This is the 11th installment of the "Getting Started" series. You can use penalized B-splines display a smooth curve through a set of data. The PBSPLINE statement fits spline models, displays the fit function(s), and optionally displays the data values. You can fit a wide variety of curves. You can fit a single function, or when you have a group or classification variable, fit multiple functions. (PROC SGPLOT provides a GROUP= option, whereas statistical procedures usually provide a CLASS statement that you can use to specify groups.)
The penalized B-spline software automatically picks the amount of smoothing. I like this technique a lot! It is easy to use, and it usually does a great job. We use it several places in SAS/STAT software including when displaying trace plots in Bayesian analyses. It is faster for large data sets than loess, which will be my next "Getting Started" topic. It almost always selects a reasonable amount of smoothing, and there are options you can specify if you want to change that amount. The technique was developed by Eilers and Marx (1996). I put it in PROC TRANSREG a few years later, and PROC SGPLOT calls the same code from the PBSPLINE statement.
The following step displays a single curve and a scatter plot of points.
proc sgplot data=sashelp.class noautolegend; title 'Penalized B-Spline'; pbspline y=weight x=height; run;
You can suppress markers by specifying the NOMARKERS option in the PBSPLINE statement. Then you can use the TEXT statement to display nondefault markers. This example uses the GROUP= and MARKERCHAR= options in the TEXT statement to differentiate the males and females.

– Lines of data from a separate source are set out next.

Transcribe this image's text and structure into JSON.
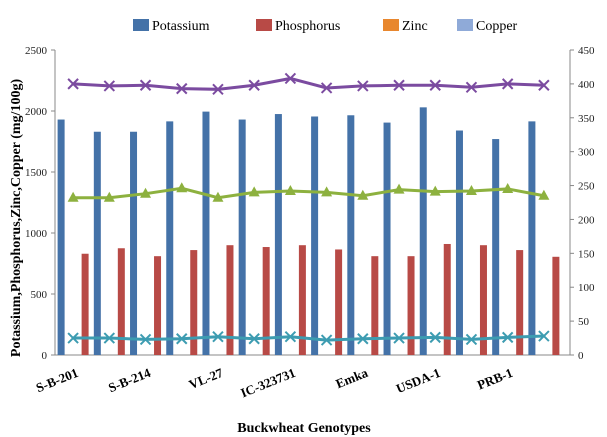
{
  "chart_data": {
    "type": "bar",
    "title": "",
    "xlabel": "Buckwheat Genotypes",
    "ylabel": "Potassium,Phosphorus,Zinc,Copper (mg/100g)",
    "ylim": [
      0,
      2500
    ],
    "y_ticks": [
      "0",
      "500",
      "1000",
      "1500",
      "2000",
      "2500"
    ],
    "y2lim": [
      0,
      450
    ],
    "y2_ticks": [
      "0",
      "50",
      "100",
      "150",
      "200",
      "250",
      "300",
      "350",
      "400",
      "450"
    ],
    "legend_position": "top",
    "grid": false,
    "x_tick_labels": [
      "S-B-201",
      "S-B-214",
      "VL-27",
      "IC-323731",
      "Emka",
      "USDA-1",
      "PRB-1"
    ],
    "x_tick_positions": [
      0,
      2,
      4,
      6,
      8,
      10,
      12
    ],
    "categories_count": 14,
    "series": [
      {
        "name": "Potassium",
        "kind": "bar",
        "axis": "left",
        "color": "#4472A8",
        "values": [
          1930,
          1830,
          1830,
          1915,
          1995,
          1930,
          1975,
          1955,
          1965,
          1905,
          2030,
          1840,
          1770,
          1915
        ]
      },
      {
        "name": "Phosphorus",
        "kind": "bar",
        "axis": "left",
        "color": "#B84A46",
        "values": [
          830,
          875,
          810,
          860,
          900,
          885,
          900,
          865,
          810,
          810,
          910,
          900,
          860,
          805
        ]
      },
      {
        "name": "Zinc",
        "kind": "legend-only",
        "color": "#E8872E",
        "values": []
      },
      {
        "name": "Copper",
        "kind": "legend-only",
        "color": "#8FAAD8",
        "values": []
      },
      {
        "kind": "line",
        "axis": "right",
        "color": "#7B4BA0",
        "marker": "x",
        "values": [
          400,
          397,
          398,
          393,
          392,
          398,
          408,
          394,
          397,
          398,
          398,
          395,
          400,
          398
        ]
      },
      {
        "kind": "line",
        "axis": "right",
        "color": "#8DB13F",
        "marker": "triangle",
        "values": [
          232,
          232,
          238,
          246,
          232,
          240,
          242,
          240,
          235,
          244,
          241,
          242,
          245,
          235
        ]
      },
      {
        "kind": "line",
        "axis": "right",
        "color": "#3D9CB1",
        "marker": "x",
        "values": [
          25,
          25,
          23,
          24,
          27,
          24,
          27,
          22,
          24,
          25,
          26,
          23,
          26,
          28
        ]
      }
    ]
  }
}
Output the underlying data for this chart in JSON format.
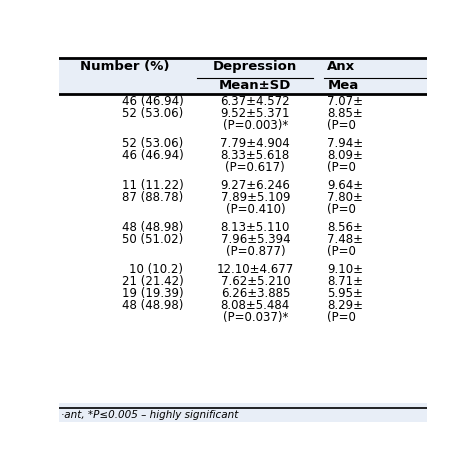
{
  "col_headers": [
    "Number (%)",
    "Depression",
    "Anx"
  ],
  "col_subheaders": [
    "",
    "Mean±SD",
    "Mea"
  ],
  "header_bg": "#e8eef7",
  "row_groups": [
    {
      "rows": [
        {
          "col1": "46 (46.94)",
          "col2": "6.37±4.572",
          "col3": "7.07±"
        },
        {
          "col1": "52 (53.06)",
          "col2": "9.52±5.371",
          "col3": "8.85±"
        },
        {
          "col1": "",
          "col2": "(P=0.003)*",
          "col3": "(P=0"
        }
      ]
    },
    {
      "rows": [
        {
          "col1": "52 (53.06)",
          "col2": "7.79±4.904",
          "col3": "7.94±"
        },
        {
          "col1": "46 (46.94)",
          "col2": "8.33±5.618",
          "col3": "8.09±"
        },
        {
          "col1": "",
          "col2": "(P=0.617)",
          "col3": "(P=0"
        }
      ]
    },
    {
      "rows": [
        {
          "col1": "11 (11.22)",
          "col2": "9.27±6.246",
          "col3": "9.64±"
        },
        {
          "col1": "87 (88.78)",
          "col2": "7.89±5.109",
          "col3": "7.80±"
        },
        {
          "col1": "",
          "col2": "(P=0.410)",
          "col3": "(P=0"
        }
      ]
    },
    {
      "rows": [
        {
          "col1": "48 (48.98)",
          "col2": "8.13±5.110",
          "col3": "8.56±"
        },
        {
          "col1": "50 (51.02)",
          "col2": "7.96±5.394",
          "col3": "7.48±"
        },
        {
          "col1": "",
          "col2": "(P=0.877)",
          "col3": "(P=0"
        }
      ]
    },
    {
      "rows": [
        {
          "col1": "10 (10.2)",
          "col2": "12.10±4.677",
          "col3": "9.10±"
        },
        {
          "col1": "21 (21.42)",
          "col2": "7.62±5.210",
          "col3": "8.71±"
        },
        {
          "col1": "19 (19.39)",
          "col2": "6.26±3.885",
          "col3": "5.95±"
        },
        {
          "col1": "48 (48.98)",
          "col2": "8.08±5.484",
          "col3": "8.29±"
        },
        {
          "col1": "",
          "col2": "(P=0.037)*",
          "col3": "(P=0"
        }
      ]
    }
  ],
  "footer": "·ant, *P≤0.005 – highly significant",
  "bg_color": "#ffffff",
  "body_text_color": "#000000",
  "font_size": 8.5,
  "header_font_size": 9.5
}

proc sgplot data=sashelp.class noautolegend; title 'Penalized B-Spline with Markers Displayed by a TEXT Statement'; text y=weight x=height text=sex / group=sex; pbspline y=weight x=height / nomarkers; run;
You can specify the GROUP= option in the PBSPLINE statement to get a separate fit function for each group. You can also specify ATTRPRIORITY=NONE in the ODS GRAPHICS statement and a STYLEATTRS statement to vary the markers for each group while using solid lines.
ods graphics on / attrpriority=none; proc sgplot data=sashelp.gas; title 'PBSPLINE With a Group Variable'; styleattrs datalinepatterns=(solid); pbspline y=nox x=eqratio / group=fuel; run;
You can use these same techniques for groups in PBSPLINE that you can use in the REG statement.
PBSPLINE provides options that give you control over the algorithm. In most cases, you will never need to specify any of them. Options include NKNOTS=, SMOOTH=, DEGREE=, and MAXPOINTS=. By default, there are 100 evenly spaced knots and a degree 3 (cubic) polynomial. You can use SMOOTH= to specify the smoothing parameter; you might want to fit the same model by using PROC TRANSREG if you want guidance on the smoothing parameter. Again, you will mostly want to let the algorithm pick the smoothing parameter. You can specify MAXPOINTS= to control the number of points at which the spline is evaluated. I have found only two cases where might I want to change these defaults. I use PBSPLINE to chart some of my personal health history data. I find that with a small, sparse data set that consists of a few points over time, DEGREE=2 (quadratic spline) tends to work better than DEGREE=3. If you want to disable smoothing and control the smoothness by specifying the number of knots, then you can specify SMOOTH=0 and NKNOTS=k (for some nonnegative k). This last capability is why PROC SGPLOT does not provide a separate polynomial spline statement.
To see why you might want to specify DEGREE=2, NKNOTS=k for some small k, or SMOOTH=0, consider using the default options and fitting a penalized B-spline to the Sashelp.Class data set separately for each gender.
proc sgplot data=sashelp.class noautolegend; title 'Cubic Penalized B-Spline Is Not at Its Best With Sparse Data'; styleattrs datalinepatterns=(solid); pbspline y=weight x=height / group=sex; run;
The penalized B-spline model (before smoothing) for data such as these has many more parameters than data points. The data are too sparse to support the penalized B-spline calculations, and so the results are unstable. One curve extends well outside the range of the data. Other spline techniques are subject to this same issue. You will get better results if you specify DEGREE=2 (if you want a smooth function that approximately connects the dots), NKNOTS=k for a small k such as 2-4 (if you want to fit a smooth curve through the scatter plot), or some other combination of options that ensures less overfitting.
The PBSPLINE statement contains many other options that control the appearance of the plot that you might want to change. Statistical procedures give you more control over the statistical models. PROC SGPLOT gives you an easier way to control the graph. For more options, see the documentation for the PBSPLINE statement or PROC TRANSREG.